Mineral carbonation of 0.42 Mt CO2 using 3.8 Mt of fresh OSA and about 6.33 Mt CO2 produced annually by five Estonian and one Latvian plant transported by pipeline for storage into the North-Blidene structure in western Latvia are combined in the CCUS scenario. Cambrian Deimena Formation reservoir sandstone is located at the depth of 1035-1150 m in the selected saline aquifer. The average optimistic storage capacity of about 270 Mt allows planning CCUS project for 30 years. The share of the Estonian emissions avoided and stored in Latvia is 86.5 %, including 8.2 % by KNC, while Latvian stored emissions will compose 13.5 %.
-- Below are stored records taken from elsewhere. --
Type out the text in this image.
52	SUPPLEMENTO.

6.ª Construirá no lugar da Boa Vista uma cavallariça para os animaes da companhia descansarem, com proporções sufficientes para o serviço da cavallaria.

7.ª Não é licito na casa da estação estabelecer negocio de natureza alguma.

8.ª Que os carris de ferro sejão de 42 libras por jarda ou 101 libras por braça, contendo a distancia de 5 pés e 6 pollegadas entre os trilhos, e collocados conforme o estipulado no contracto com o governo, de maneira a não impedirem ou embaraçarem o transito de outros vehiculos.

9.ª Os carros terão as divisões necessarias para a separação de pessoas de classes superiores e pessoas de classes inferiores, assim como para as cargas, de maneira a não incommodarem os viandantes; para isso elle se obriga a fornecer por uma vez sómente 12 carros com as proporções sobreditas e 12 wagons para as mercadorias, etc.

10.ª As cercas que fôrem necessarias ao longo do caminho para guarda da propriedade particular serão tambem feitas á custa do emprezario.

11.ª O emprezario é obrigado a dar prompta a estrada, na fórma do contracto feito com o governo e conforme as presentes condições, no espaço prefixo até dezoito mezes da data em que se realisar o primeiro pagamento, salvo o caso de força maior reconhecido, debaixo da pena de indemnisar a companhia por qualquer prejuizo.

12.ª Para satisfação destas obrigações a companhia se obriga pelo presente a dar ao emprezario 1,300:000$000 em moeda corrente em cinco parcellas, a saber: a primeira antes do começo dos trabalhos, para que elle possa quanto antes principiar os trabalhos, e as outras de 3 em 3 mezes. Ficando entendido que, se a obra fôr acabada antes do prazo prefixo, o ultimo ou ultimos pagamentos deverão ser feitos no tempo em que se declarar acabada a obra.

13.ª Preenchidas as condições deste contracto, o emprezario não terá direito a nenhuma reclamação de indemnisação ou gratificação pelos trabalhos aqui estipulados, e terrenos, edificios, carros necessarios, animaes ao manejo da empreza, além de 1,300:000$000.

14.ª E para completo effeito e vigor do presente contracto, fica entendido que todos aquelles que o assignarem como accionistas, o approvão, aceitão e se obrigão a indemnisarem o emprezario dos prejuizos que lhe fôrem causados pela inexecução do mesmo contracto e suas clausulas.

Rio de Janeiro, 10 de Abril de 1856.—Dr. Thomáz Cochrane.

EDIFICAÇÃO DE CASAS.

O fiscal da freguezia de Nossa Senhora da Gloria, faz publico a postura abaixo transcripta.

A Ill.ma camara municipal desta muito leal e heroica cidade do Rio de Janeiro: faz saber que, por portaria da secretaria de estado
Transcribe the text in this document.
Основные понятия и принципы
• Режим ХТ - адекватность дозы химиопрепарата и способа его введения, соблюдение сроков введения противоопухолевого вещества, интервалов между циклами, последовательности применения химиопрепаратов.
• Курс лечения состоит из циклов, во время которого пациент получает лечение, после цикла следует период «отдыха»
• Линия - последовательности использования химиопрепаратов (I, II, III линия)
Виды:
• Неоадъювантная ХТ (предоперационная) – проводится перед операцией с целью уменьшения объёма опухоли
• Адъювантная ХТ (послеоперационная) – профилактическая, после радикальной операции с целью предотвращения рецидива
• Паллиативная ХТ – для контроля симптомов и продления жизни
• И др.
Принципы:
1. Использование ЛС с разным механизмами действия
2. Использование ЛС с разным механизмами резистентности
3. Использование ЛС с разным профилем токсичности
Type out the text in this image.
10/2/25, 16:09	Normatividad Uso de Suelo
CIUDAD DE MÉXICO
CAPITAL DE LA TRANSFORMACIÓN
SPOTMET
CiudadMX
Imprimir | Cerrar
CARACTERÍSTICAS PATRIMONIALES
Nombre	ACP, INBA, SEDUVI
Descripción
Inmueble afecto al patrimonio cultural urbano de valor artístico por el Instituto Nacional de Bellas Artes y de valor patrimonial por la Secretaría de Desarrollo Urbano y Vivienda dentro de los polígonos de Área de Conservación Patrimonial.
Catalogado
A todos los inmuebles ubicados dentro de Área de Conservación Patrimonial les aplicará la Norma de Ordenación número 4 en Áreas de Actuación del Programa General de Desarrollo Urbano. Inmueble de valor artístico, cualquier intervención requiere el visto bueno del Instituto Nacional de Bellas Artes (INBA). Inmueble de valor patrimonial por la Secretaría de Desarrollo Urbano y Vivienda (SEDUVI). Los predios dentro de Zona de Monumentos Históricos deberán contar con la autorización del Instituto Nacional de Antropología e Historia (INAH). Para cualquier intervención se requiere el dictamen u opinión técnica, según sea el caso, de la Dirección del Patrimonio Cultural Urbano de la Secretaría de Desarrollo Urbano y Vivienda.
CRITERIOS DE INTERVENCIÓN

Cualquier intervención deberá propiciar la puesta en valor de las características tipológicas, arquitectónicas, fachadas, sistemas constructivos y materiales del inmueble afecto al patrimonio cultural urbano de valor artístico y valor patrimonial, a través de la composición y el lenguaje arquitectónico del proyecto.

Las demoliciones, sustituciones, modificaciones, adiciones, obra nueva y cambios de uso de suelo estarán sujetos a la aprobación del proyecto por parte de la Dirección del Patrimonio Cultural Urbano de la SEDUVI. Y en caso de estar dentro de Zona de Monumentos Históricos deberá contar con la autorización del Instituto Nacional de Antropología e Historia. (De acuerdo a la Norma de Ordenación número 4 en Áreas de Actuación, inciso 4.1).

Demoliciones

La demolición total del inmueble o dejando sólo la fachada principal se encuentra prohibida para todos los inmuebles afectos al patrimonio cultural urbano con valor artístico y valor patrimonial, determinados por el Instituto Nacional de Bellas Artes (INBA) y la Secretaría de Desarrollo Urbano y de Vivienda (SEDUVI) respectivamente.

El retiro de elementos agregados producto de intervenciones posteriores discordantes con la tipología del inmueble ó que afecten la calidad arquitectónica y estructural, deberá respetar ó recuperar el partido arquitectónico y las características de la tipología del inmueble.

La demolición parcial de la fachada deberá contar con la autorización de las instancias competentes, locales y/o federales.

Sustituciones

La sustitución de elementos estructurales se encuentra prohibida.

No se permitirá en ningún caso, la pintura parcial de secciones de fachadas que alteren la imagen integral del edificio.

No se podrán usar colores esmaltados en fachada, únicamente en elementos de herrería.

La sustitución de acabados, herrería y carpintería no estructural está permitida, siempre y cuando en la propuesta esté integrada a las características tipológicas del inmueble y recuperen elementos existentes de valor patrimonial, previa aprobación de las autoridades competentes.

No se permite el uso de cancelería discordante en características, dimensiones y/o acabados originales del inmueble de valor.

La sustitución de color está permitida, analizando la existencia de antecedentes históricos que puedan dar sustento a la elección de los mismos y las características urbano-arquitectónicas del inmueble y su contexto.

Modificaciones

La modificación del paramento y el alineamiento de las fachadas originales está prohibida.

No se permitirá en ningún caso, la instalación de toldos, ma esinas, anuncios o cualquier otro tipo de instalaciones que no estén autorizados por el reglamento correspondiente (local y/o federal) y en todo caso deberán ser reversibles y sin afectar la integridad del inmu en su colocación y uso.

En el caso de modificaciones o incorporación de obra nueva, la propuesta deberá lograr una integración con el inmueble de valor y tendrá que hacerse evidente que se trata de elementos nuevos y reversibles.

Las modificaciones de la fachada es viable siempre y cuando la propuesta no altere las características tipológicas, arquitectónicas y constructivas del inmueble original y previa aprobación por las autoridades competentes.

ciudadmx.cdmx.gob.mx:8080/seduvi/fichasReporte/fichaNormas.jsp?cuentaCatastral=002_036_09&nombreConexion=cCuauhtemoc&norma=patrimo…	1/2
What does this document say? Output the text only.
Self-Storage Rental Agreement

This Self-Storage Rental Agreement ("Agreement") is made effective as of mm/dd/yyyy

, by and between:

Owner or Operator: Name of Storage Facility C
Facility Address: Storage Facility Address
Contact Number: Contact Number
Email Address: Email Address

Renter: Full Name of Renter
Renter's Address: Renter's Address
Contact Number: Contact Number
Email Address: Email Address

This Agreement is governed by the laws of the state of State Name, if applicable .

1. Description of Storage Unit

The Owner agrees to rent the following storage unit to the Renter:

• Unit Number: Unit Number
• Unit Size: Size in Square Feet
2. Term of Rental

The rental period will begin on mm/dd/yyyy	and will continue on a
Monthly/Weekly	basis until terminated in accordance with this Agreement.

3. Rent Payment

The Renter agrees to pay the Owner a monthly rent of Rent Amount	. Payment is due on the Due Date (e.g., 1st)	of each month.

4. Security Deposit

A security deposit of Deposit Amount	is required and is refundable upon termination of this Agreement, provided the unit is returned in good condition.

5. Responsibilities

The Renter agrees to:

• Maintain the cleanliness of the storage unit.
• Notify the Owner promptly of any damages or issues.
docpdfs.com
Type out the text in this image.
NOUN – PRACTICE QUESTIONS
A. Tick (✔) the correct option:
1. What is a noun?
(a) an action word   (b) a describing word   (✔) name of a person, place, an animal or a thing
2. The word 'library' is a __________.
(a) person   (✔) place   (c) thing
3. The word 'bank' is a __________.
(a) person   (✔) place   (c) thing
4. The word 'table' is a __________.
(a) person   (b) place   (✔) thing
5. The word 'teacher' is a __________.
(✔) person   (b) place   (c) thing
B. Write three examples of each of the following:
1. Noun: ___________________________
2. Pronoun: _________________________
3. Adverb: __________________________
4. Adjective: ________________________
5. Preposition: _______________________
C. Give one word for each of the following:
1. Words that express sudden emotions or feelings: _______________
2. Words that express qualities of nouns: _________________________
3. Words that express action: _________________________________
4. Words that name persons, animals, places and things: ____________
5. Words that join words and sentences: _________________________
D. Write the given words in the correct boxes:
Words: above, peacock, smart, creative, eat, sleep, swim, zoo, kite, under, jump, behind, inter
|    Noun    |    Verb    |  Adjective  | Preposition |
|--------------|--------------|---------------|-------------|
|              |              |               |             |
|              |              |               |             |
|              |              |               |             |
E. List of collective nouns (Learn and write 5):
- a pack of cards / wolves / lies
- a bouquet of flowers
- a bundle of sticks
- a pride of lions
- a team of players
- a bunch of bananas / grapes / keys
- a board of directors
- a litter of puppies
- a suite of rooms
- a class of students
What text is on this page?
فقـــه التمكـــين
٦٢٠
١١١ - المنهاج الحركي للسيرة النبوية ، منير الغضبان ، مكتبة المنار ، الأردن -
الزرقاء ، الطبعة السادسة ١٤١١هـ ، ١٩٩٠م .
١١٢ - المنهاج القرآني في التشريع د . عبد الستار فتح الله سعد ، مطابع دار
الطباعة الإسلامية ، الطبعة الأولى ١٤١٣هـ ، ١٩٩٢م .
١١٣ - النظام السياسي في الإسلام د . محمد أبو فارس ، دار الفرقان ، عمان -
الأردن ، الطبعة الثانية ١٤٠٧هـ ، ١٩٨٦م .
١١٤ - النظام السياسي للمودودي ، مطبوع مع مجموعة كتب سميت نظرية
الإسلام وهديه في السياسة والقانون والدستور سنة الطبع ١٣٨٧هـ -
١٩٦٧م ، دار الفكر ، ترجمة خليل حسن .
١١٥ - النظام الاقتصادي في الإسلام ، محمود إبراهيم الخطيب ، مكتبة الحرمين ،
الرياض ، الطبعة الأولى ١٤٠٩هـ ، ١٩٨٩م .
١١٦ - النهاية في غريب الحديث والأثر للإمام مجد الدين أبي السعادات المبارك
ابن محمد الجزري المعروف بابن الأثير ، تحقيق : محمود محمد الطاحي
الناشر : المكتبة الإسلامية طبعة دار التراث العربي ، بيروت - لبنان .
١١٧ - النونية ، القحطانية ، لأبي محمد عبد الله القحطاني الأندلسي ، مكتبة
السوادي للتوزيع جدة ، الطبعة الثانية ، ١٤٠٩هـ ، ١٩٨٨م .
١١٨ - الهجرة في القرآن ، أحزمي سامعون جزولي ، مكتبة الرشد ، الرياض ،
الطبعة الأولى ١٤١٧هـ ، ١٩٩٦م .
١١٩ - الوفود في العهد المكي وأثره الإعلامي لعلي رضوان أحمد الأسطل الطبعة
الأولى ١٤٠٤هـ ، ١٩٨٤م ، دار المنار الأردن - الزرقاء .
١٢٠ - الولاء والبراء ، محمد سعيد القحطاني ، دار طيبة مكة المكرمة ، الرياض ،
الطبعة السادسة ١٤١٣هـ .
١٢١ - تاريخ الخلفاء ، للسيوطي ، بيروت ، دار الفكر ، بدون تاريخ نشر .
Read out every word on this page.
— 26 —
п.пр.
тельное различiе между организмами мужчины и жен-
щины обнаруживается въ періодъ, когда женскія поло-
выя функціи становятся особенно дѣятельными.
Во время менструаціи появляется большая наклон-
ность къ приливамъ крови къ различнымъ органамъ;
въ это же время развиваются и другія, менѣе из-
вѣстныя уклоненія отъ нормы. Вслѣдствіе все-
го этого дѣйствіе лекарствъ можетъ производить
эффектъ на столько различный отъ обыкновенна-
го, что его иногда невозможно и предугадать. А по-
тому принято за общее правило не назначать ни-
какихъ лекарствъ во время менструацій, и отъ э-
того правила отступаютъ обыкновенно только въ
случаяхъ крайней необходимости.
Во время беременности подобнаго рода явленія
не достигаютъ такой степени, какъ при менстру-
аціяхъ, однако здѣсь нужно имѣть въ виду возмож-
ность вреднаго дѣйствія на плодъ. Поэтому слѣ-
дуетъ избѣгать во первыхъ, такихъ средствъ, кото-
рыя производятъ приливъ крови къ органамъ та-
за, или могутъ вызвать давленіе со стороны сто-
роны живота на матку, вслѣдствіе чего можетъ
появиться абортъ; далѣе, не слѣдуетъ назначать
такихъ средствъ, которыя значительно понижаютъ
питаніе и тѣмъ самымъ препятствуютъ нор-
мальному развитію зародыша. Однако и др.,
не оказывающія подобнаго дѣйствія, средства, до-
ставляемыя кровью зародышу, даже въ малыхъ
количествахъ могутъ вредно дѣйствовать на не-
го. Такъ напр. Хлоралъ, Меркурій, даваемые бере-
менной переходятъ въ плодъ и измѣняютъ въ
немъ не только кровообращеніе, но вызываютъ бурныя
Annually 6.8 Mt CO2 could be captured, transported and injected, including 6 Mt CO2 avoided using transport and storage and 0.42 Mt CO2 avoided using MC of Estonian OSA. During 30 years nearly 204 Mt CO2 will be captured, used and stored, while 193 Mt CO2 could be avoided.
The total average transport and storage (T&S) cost of the scenario is 18.4 €/t CO2 injected. This cost depends on the transport distance, according to the applied methodology, and it is the most expensive for the Eesti Energia PPs. The lowest T&S cost of 5.54 €/t CO2 injected will have Latvenergo TEC-2 PP located at a smaller distance from the storage site. At the price of EEAP (CO2 Emission Allowance Price in EU ETS) of 40 €/t CO2 and 50 €/t PCC, the CCUS scenario could be beneficial for three Eesti Energia and Latvenergo TEC-2 power plants. For the KNC and VKG Energia plants without CO2 use options, the higher EEAP of about 48-50 €/t CO2 is needed to cover all CCUS costs including capture, compression, transport, storage and monitoring. The transport and storage costs are distance-dependent, as pipelines are the most expensive part of the transport, storage and monitoring costs.
At the present EEAP of about 90 €/t CO2, all the participating plants will get benefits from the proposed scenario.
This study is supported by CLEANKER project, which has received funding from the European Union’s Horizon 2020 research and innovation programme under Grant Agreement n. 764816.
Keywords: CCUS, economic modeling, CO2 emissions, storage, pipelines, mineral carbonation, carbon tax, oil shale ash, cement plant.